Pharmacogenomic testing costs studiedOct. 17, 2013, 10:04 AM
A research team led by Josh Peterson, M.D., MPH, assistant professor of Biomedical Informatics and Medicine, and John Graves, Ph.D., assistant professor of Preventive Medicine, will study the cost-effectiveness of testing patients’ risk of adverse gene-drug interactions.
Last month the National Institutes of Health awarded the team a cooperative grant (type U01) of $1 million for direct research costs over four years.

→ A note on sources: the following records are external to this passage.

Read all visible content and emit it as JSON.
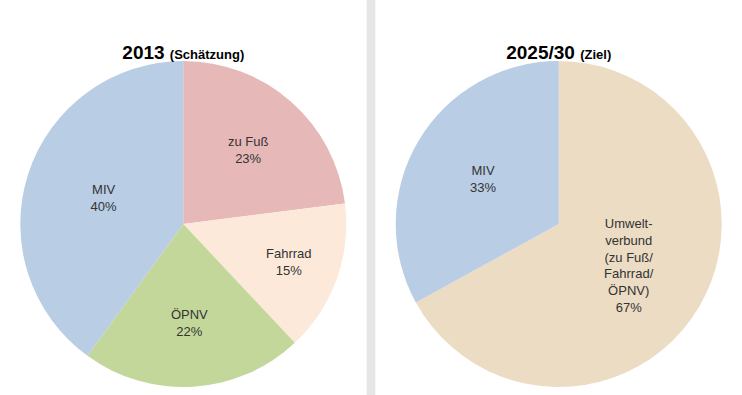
{
  "chart_data": [
    {
      "type": "pie",
      "title": "2013 (Schätzung)",
      "categories": [
        "zu Fuß",
        "Fahrrad",
        "ÖPNV",
        "MIV"
      ],
      "values": [
        23,
        15,
        22,
        40
      ],
      "value_labels": [
        "23%",
        "15%",
        "22%",
        "40%"
      ],
      "colors": [
        "#e6b9b8",
        "#fde9d9",
        "#c4d79b",
        "#b9cde5"
      ],
      "data_labels": true
    },
    {
      "type": "pie",
      "title": "2025/30 (Ziel)",
      "categories": [
        "Umwelt-\nverbund\n(zu Fuß/\nFahrrad/\nÖPNV)",
        "MIV"
      ],
      "values": [
        67,
        33
      ],
      "value_labels": [
        "67%",
        "33%"
      ],
      "colors": [
        "#ecdcc4",
        "#b9cde5"
      ],
      "data_labels": true
    }
  ]
}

Many people carry common genetic variants that affect the response to certain drugs. As reflected in new drug safety labeling, genetics is bringing more and more of these gene-drug interactions to light. A Vanderbilt study from 2012 found that, over a five-year period patients undergoing outpatient care at Vanderbilt had a high probability (65 percent) of receiving one or more of 56 drugs with known pharmacogenetic associations, and they had a 12 percent chance of receiving four or more of these drugs.
The team will study the clinical efficacy and cost-effectiveness of various strategies for pharmacogenomic testing, including prospective wide-spectrum testing, where patients are tested for multiple gene-drug interactions in advance of prescribing decisions that may eventually arise.
In 2010, under a trailblazing program called PREDICT (Pharmacogenomic Resource for Enhanced Decisions in Care and Treatment), Vanderbilt began prospective wide-spectrum testing for gene-drug interactions based on each patient’s likelihood of eventually receiving certain drugs. Today, more than 14,000 patients have been tested under PREDICT.